Tuesday, December 6, 2011

Tuesday, December 6

AM  Psalm 26, 28    PM  Psalm 36, 39
Amos 7:10-17
Rev. 1:9-16
Matt. 22:34-46

Don't miss this Episcopal News Service story from yesterday:
http://episcopaldigitalnetwork.com/ens/2011/12/05/protestors-urge-trinity-to-open-outdoor-property-to-new-encampment/

from the article:
George Packard, retired Episcopal bishop for the armed forces and federal ministries, has been mediating between OWS representatives and Trinity staff.
Packard said he would like to see Trinity make the space available during the winter for the protestors, who say they need to have a space to “occupy” in order to build their community and carry their movement forward.

and more:
Packer’s first contact with OWS was periodically providing jugs of water from Costco for protestors. Late one night, he was wearing his clerical collar and dropping off water for the kitchen “working group” at Zuccotti Park when a police officer detained and nearly arrested him. In that moment, he said, “I was converted from a casual observer to a committed supporter of this movement. I think these young people are onto something. I think there is an anger in all of this for justice, that aches for some justice.”
“Something clicked in me” that night, he said. “These kids aren’t being heard. … This is no unemployed bunch of deadbeats. These are folks who are focused about the lack of fairness and equity and the ache for justice.”
++++++++++++

I think that first part really hit me as I read this:  "they need to have a  space to "occupy" in order to build their community."   I heard a snippet of an interview (and cannot remember where - it was early in the movement) with one of the NYC Occupiers who talked about how he had never taken part in anything like this before.  This was a young adult who claimed that most of his relationships with the world took place online.  He read the news and followed events online.  He communicated with people online.  But then something about this OWS movement seemed so important that it moved him to get out of his apartment and go down and actually see it, in person.  And he stayed.  He talked about how he had never been a part of a community before. His comment that stayed with me was something like "Even if this doesn't change anything about the way government or Wall Street works, it will have changed me forever."

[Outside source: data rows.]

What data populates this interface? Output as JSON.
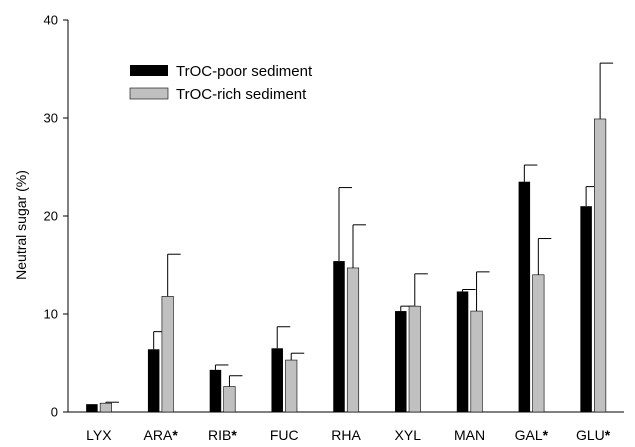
{
  "chart_data": {
    "type": "bar",
    "ylabel": "Neutral sugar (%)",
    "xlabel": "",
    "ylim": [
      0,
      40
    ],
    "yticks": [
      0,
      10,
      20,
      30,
      40
    ],
    "categories": [
      "LYX",
      "ARA",
      "RIB",
      "FUC",
      "RHA",
      "XYL",
      "MAN",
      "GAL",
      "GLU"
    ],
    "significant": [
      false,
      true,
      true,
      false,
      false,
      false,
      false,
      true,
      true
    ],
    "significance_marker": "*",
    "series": [
      {
        "name": "TrOC-poor sediment",
        "color": "#000000",
        "values": [
          0.8,
          6.4,
          4.3,
          6.5,
          15.4,
          10.3,
          12.3,
          23.5,
          21.0
        ],
        "error": [
          0.0,
          1.8,
          0.5,
          2.2,
          7.5,
          0.5,
          0.2,
          1.7,
          2.0
        ]
      },
      {
        "name": "TrOC-rich sediment",
        "color": "#c0c0c0",
        "values": [
          0.9,
          11.8,
          2.6,
          5.3,
          14.7,
          10.8,
          10.3,
          14.0,
          29.9
        ],
        "error": [
          0.1,
          4.3,
          1.1,
          0.7,
          4.4,
          3.3,
          4.0,
          3.7,
          5.7
        ]
      }
    ],
    "legend_position": "top-left"
  }
}
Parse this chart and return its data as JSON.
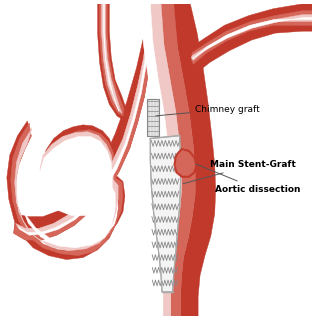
{
  "bg_color": "#ffffff",
  "c_dark": "#c0392b",
  "c_med": "#d4665a",
  "c_inner": "#e8908a",
  "c_pink": "#f0c8c5",
  "c_lumen": "#f8e8e7",
  "c_white": "#ffffff",
  "c_stent_bg": "#f4f4f4",
  "c_stent_line": "#aaaaaa",
  "c_stent_dark": "#888888",
  "c_chimney_bg": "#e8e8e8",
  "label_chimney": "Chimney graft",
  "label_stent": "Main Stent-Graft",
  "label_dissection": "Aortic dissection",
  "figsize": [
    3.2,
    3.2
  ],
  "dpi": 100
}
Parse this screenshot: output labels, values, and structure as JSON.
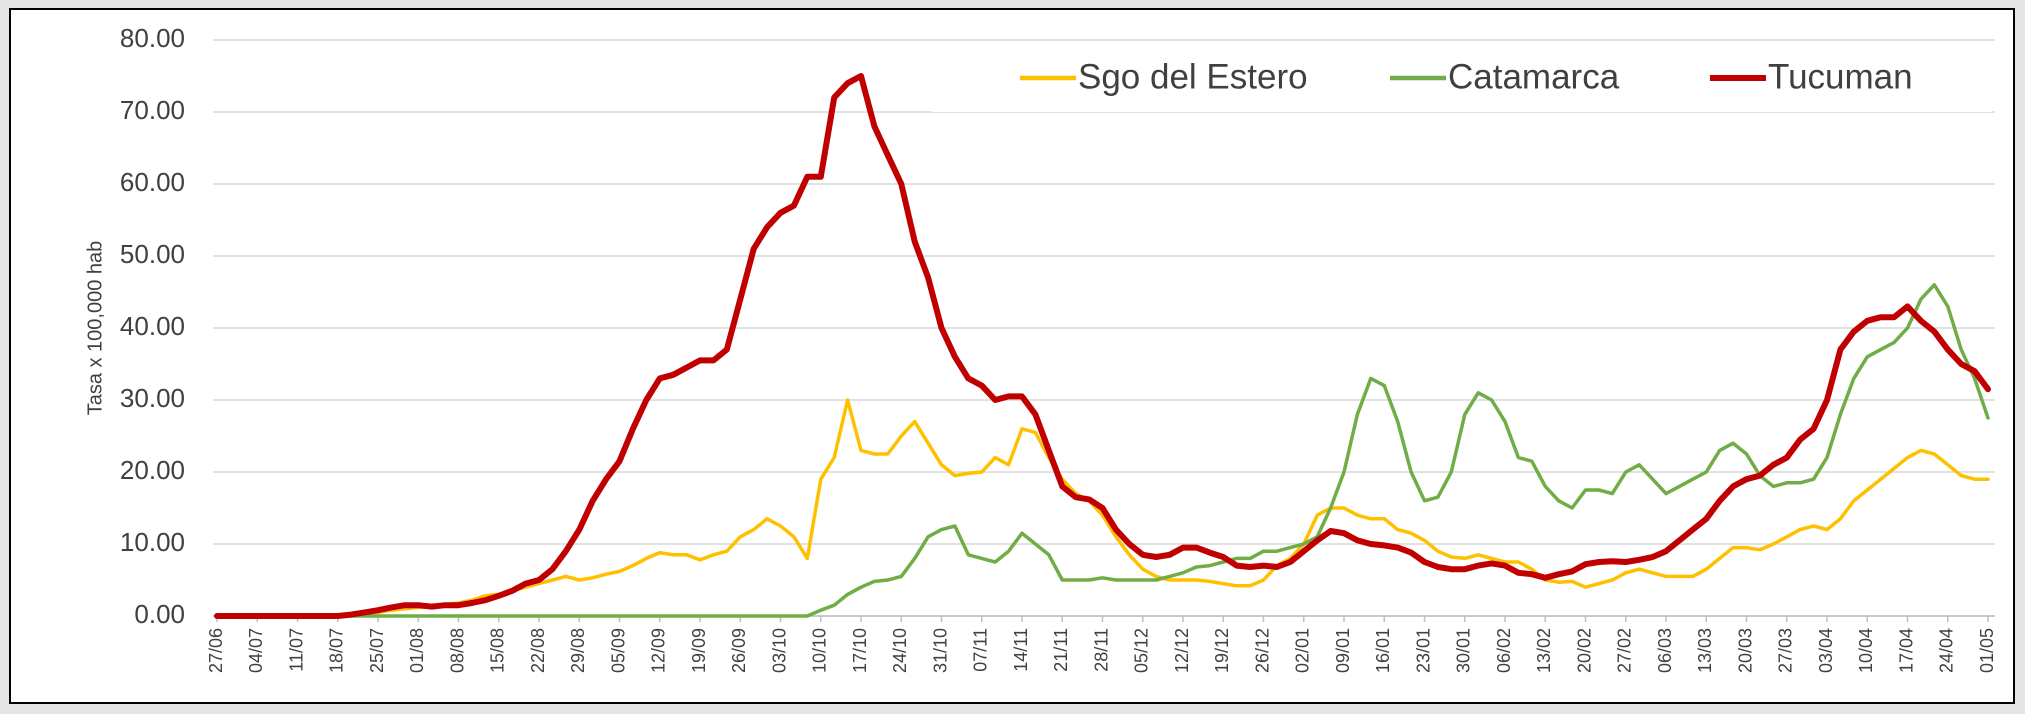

Emmanuel.  God with us.  That's what the promise of Advent is all about.  And "God with us" seems to me to be about forming community with us.  Forming community is at the heart of the work of reconciliation.  The joy of being in community is what God-as-Trinity is all about.  The joy of being in community is what Incarnation and Salvation are all about. Our faith celebrates a community that includes the power of the Almighty, and the powerlessness of the created.   "And the Word became flesh, and pitched a tent with us."  

How do we move from fighting "the 1%" to building community with them?